Friday 10th March saw Jimmy Shuttlewood Head Keeper welcome MP Kevin Hollinrake to the Snilesworth estate for a guided tour and informal chat about managed moorland and the wildlife residing there.
It was great to see the array of birds on show whilst driving around, Curlew, Pheasant, Golden Plover, Partridge and of course Grouse all pointing to the good work being done by Jimmy and his team to ensure the moors are buoyant with wildlife.
Heather burning was visible on the moor and it was explained that this is carried out on a 6-7 year rotational period in accordance with the estates agreement with Natural England. Burning is essential practice to rejuvenate heather which helps to sprout new young shoots and encourage growth from seed germination in the spring. On viewing the moor it should look almost like a patchwork effect, the older heather is excellent cover for breeding grounds for all ground nesting birds including grouse and the newer heather provides essential nutritious food for moorland sheep and wildlife. The controlled burning undertaken ensures that only the heather is burnt and not the peat below meaning that it doesn’t harm the heather roots or other plant life, without controlled burning the risk of a wildfire which could have devastating consequences is more likely. The habitat conservation is of tremendous importance and the moorland management is vital to biodiversity, heather moorland globally is rarer than rainforest and 75% of it is located in the UK and without this management the biodiversity would be lost. If the moor was left to “it’s own devices” with no burning or sheep grazing it would become overgrown by fast growing trees and shrubs and the heather would be lost forever, Jimmy managed to show us an example of where this has happened.

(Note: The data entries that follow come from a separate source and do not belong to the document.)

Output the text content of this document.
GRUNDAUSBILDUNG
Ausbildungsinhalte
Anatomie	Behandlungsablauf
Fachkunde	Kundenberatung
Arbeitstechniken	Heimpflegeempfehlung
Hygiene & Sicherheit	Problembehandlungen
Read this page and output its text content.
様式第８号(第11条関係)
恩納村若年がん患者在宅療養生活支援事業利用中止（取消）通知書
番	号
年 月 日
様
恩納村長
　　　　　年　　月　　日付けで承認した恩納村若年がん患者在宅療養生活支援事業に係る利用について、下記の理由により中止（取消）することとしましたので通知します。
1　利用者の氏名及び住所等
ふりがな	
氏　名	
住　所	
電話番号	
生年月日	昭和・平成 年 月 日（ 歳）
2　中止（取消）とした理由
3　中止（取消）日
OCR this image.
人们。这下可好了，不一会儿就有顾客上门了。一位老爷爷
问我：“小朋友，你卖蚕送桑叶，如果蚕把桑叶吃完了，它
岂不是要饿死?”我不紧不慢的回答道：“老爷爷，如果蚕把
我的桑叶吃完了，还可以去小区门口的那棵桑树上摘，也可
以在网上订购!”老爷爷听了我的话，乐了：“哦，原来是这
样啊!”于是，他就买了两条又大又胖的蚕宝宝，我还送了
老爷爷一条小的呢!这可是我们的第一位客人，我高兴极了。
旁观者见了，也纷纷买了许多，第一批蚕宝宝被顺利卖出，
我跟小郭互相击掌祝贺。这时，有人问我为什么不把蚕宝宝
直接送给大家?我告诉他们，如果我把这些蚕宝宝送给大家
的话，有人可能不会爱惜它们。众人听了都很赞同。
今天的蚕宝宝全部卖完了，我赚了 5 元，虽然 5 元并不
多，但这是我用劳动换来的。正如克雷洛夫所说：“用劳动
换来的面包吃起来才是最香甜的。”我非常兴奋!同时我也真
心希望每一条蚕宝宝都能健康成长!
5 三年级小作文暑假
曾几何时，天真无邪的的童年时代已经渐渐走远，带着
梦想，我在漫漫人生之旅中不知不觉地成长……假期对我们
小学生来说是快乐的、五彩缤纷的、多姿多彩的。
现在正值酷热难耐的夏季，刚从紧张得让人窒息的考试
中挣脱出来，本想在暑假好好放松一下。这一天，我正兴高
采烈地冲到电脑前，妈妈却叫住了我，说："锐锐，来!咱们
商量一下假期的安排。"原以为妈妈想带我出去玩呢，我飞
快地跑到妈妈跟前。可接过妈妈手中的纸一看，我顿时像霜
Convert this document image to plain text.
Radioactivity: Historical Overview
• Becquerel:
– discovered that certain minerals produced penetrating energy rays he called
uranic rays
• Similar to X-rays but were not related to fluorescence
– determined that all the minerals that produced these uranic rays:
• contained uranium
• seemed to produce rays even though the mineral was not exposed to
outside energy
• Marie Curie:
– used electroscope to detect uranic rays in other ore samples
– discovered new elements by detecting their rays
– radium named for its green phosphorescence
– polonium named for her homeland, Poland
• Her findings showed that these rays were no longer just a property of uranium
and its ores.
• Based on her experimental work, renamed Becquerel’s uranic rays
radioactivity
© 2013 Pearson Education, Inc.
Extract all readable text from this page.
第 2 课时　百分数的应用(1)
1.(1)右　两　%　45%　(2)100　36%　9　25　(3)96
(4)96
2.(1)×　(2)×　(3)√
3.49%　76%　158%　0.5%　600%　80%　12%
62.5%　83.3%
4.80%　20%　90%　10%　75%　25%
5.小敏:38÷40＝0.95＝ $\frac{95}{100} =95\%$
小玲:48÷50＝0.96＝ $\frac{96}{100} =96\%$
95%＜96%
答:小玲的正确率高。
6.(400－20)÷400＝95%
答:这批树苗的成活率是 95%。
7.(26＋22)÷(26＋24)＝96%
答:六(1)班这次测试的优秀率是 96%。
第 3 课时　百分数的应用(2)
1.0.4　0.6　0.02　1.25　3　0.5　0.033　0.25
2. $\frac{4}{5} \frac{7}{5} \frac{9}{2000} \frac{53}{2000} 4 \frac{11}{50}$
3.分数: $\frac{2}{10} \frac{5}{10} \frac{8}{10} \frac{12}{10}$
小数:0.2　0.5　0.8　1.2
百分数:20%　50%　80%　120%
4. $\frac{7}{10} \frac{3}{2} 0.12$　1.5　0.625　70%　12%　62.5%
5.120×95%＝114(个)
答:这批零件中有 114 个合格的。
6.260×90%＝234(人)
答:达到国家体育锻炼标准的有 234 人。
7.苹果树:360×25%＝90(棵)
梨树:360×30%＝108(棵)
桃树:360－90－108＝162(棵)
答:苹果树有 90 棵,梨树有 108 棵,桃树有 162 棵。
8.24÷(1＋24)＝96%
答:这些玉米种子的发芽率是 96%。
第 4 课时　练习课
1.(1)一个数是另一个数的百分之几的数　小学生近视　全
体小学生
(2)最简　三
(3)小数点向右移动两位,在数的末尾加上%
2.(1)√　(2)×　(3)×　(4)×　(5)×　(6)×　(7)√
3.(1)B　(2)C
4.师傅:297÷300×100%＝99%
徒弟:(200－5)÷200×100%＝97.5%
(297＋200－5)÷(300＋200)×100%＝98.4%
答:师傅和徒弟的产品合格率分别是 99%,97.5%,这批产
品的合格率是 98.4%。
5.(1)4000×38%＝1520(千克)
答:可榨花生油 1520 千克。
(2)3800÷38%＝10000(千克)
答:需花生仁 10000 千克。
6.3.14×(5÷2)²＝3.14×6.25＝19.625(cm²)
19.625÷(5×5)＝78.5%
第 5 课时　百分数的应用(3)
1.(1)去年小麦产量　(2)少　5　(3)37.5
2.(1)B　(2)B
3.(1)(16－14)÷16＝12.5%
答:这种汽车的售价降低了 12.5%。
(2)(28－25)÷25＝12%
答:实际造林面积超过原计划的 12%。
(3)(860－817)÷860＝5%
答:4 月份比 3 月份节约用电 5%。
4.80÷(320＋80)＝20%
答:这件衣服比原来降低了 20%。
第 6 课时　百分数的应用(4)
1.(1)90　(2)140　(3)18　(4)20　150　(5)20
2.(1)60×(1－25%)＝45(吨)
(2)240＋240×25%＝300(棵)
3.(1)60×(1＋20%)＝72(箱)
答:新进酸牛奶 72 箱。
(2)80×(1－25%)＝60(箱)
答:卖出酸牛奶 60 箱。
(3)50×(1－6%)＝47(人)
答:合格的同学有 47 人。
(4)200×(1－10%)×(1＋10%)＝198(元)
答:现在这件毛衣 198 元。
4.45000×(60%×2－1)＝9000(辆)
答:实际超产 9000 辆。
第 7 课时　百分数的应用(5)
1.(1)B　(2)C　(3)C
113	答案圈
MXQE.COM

Jimmy explained to Kevin the importance of providing grit for the grouse, this is required to aid the digestion of heather shoots which make up 80% of their diet, the grit is needed more in winter when the heather becomes more “woody”, the grit goes round in their gizzard and breaks down the heather, on average a grouse can consume approx. 35g of grit per month. There are two types of grit available medicated and natural, worm counts are obtained to ascertain whether medicated is required, this option is used to try and avoid a crash as this would be a disaster for estates that are run commercially to provide an income. Medicated grit is only available by licence and a vets prescription is required to purchase it, as with anything that is going into the food chain, the medication is to be removed for a period prior to it being eaten. The grit trays have 2 sides, 1 medicated and 1 natural, currently medicated is on show but towards the middle of June this side will be closed and the natural grit side will only be available.
Snilesworth estate work especially hard on introducing children to the moors, this is very apparent on shoot days when Saturdays are classed as childrens days whereby the beaters used are children who are picked up (and dropped back off at the end of the day) from the local village. The estate can have over 100 people working on a shoot day from the beaters, flankers, pickers, loaders to all the staff in the shoot lodge and the importance of educating children in this is paramount. At the end of each shooting season all employees that have helped out on a shoot day, get to stand alongside a game keeper where they are shown how to shoot and the general etiquette required when shooting.
Kevin Hollinrake mentioned to Jimmy that we should get some other MP’s out on the estate to see for themselves the benefits of managed moorland of which Jimmy was in total agreeance and offered his services if and when this could be arranged.
Kevin is quoted as saying “The work done by Jimmy and the gamekeepers is important to this community. It provides jobs and supports the local economy as well as bringing people from the area together for shoot days. Farmers and the gamekeepers work together to preserve the land. This is part of our rural heritage and essential for keeping the environment for future generations to appreciate.
I am so grateful to Jimmy for taking the time to show me this beautiful part of the constituency and explaining the many ways the gamekeepers preserve it. His enthusiasm about nature and for this unique part of the country made for a very informative and enjoyable morning. The views were amazing and the wildlife we saw thriving was wonderful to see.”